There was a little grave already made,
But two spans long, in the turf floor beside her,
By him who was the father of that child;
Thence he had sallied when the work was done,
To hunt, to fish, to ramble on the hills,
Till all was peace again within that dwelling,
His haunt, - his den, - his anything but home!
Peace? no - till the new-comer was despatch'd.

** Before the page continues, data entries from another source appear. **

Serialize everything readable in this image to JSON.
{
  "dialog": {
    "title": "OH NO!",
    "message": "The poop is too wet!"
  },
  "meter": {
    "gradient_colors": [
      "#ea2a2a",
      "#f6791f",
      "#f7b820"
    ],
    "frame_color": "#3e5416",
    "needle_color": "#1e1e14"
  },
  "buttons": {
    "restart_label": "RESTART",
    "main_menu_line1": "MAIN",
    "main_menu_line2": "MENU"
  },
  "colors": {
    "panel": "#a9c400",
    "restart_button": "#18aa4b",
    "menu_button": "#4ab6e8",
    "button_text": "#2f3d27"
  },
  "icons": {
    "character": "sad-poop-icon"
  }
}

Whence it should ne'er return, to break the stupor
Of unawaken'd conscience in himself.
She pluck'd the baby from her flowing breast,
And o'er its mouth, yet moist with nature's beverage,
Bound a white lotus-leaf to still its cries;
Then laid it down in that untimely grave,
As tenderly as though 'twere rock'd to sleep
With songs of love, and afraid to wake it;
Soon as she felt it touch the ground she started,
Hurried the damp earth over it; then fell
Flat on the heaving heap, and crush'd it down
With the whole burden of her grief, exclaiming,
'Oh, that my mother had done so to me!'
Then in a swoon forgot, a little while,
Her child, her sex, her tyrant, and herself.